Questionare differenze indifferenti

La scorsa settimana il termometro dell’indignazione ha raggiunto il suo picco all’arrivo della notizia di un questionario online proposto da alcune scuole britanniche in cui si chiedeva ai neo alunni stranieri di specificare la propria lingua madre: tra le opzioni non vi era soltanto l’italiano “generico” ma anche l’italiano siciliano e l’italiano napoletano. La notizia di una tale distinzione ha sconcertato l’opinione pubblica, che nelle sue classiche tre ore di polemica martellante si è esibita in proclami patriottici piuttosto goffi.

A distanza di una settimana l’incidente diplomatico si è trasformato in uno spot addirittura vantaggioso per il neo-ministro degli esteri Boris Johnson, che rispondendo entusiasta ad un’interrogazione molto italiana del parlamentare Alberto Costa ha esclamato “vabbé tutti gli itali sono benevenuti!”. In poche ore il video della vicenda è diventato virale ed in effetti vale proprio la pena vederlo.

In mezzo al mare magnum della democrazia digitale è apparso anche un post su Facebook del sindaco di Napoli Luigi De Magistris che ha commentato la notizia utilizzando le armi più classiche della retorica arancione; tra riferimenti alla Magna Grecia e accuse di razzismo, Giggino ha sostanzialmente ratificato la distinzione presupposta dal questionario, sottolineando il valore millenario della “cultura mediterranea”e “provando vergogna” per gli autori dell’indagine.
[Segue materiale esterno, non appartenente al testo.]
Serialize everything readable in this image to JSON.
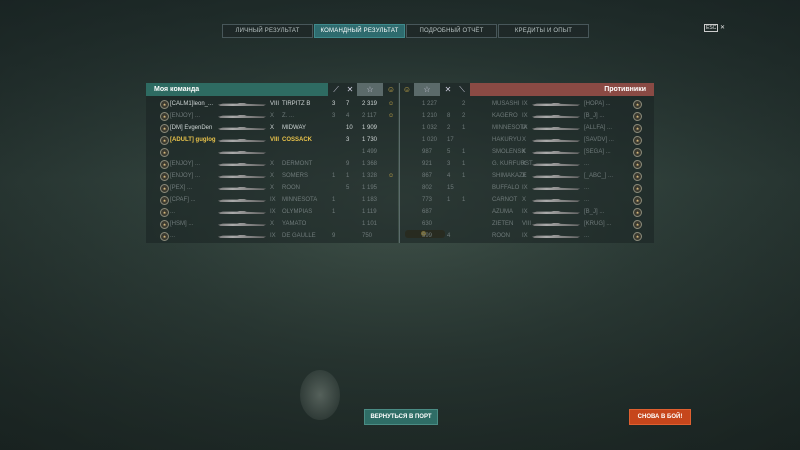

Dribblando l’hot topic, ormai pure fuori moda, è proprio sulla difesa messa in campo dall’ex magistrato e soprattutto sulle sue radici teoriche che cercheremo di interrogarci perché, infondo, la rivendicazione di ogni specificità (in questo caso quella napoletana prima e mediterranea poi) è parte integrante di un paradigma fatto proprio da un orizzonte più o meno antagonista molto vario e composito, formato da soggetti che si riconoscono o si pongono a difesa di minoranze escluse in cerca di “riscatto”.

Qualche anno fa Gianfranco Pala si riferiva a tale orientamento scrivendo che: “Così facendo si cela la forma dominante del rapporto di sfruttamento capitalistico. Allora, ogni azione positiva per la difesa e l’emancipazione dei soggetti sfavoriti come minoranze  rischia di nascondere o di contribuire a far dimenticare che storicamente ancora oggi, e sempre più su scala mondiale, l’oppressione sociale riguarda la maggioranza – i “portatori sani di lavoro”.

Non si intende certo discutere la positività della lotta, bensì mostrare come la logica presupposta dalle rivendicazioni minoritarie afferisca molto spesso ad un meccanismo di inclusione/esclusione che non è in grado di mettere in discussione le basi della società e la cui espressione più radicale può essere la creazione di spazi autonomi gestiti secondo un tempo che, tuttavia, continua ad essere imposto dalla centralità del lavoro e dal comando del capitale.

La maniera in cui ci si è riferiti alla retorica arancione non deve però essere considerata come un’accusa, una critica immediata  e magari individuale, poiché essa costituisce una necessità dell’approccio riformista (nelle sue versioni riformismo moderato/riformismo radicale/riformismo riformato) che, consapevole o meno, il primo cittadino della “città più bella del mondo” replica costantemente nella “pluralità” delle battaglie supportate, che tengono insieme una moltitudine dì “individualità”, che proprio in quanto tali sono strutturalmente separate. In questo quadro la retorica assume un significato oggettivo che getta luce una volta ancora sulla natura dello stesso riformismo: essa costituisce, nella sfera della politica, il mezzo principale per fornire quest’ultima dì un senso progressivo (a titolo esemplare consultare il video di Giggino: vi DOVETE CACARE SOTTO!) esauritosi con l’abbattimento del Muro e il processo a Honecker.

La specie di “differenzialismo” che caratterizza le battaglie della cosiddetta sinistra di classe, dall’orgoglio mediterraneo alla teoria gender, non fa che riprodurre le divisioni essenziali al predominio del capitale mentre le condizioni oggettive dei lavoratori si fanno sempre più omogenee e drammatiche, tanto che le differenze di appartenenza sono sostanzialmente indifferenti e, dal Michigan a Cardito, la divisione del lavoro perde ogni sua ragione tecnica e permane in quanto forma di controllo e sottomissione.

Ora che “non servono più appelli, ben noti, all’unità internazionalista, giacché essa è imposta dalle cose” è il momento di accantonare queste rivendicazioni identitarie, troppo indietro rispetto ai fatti.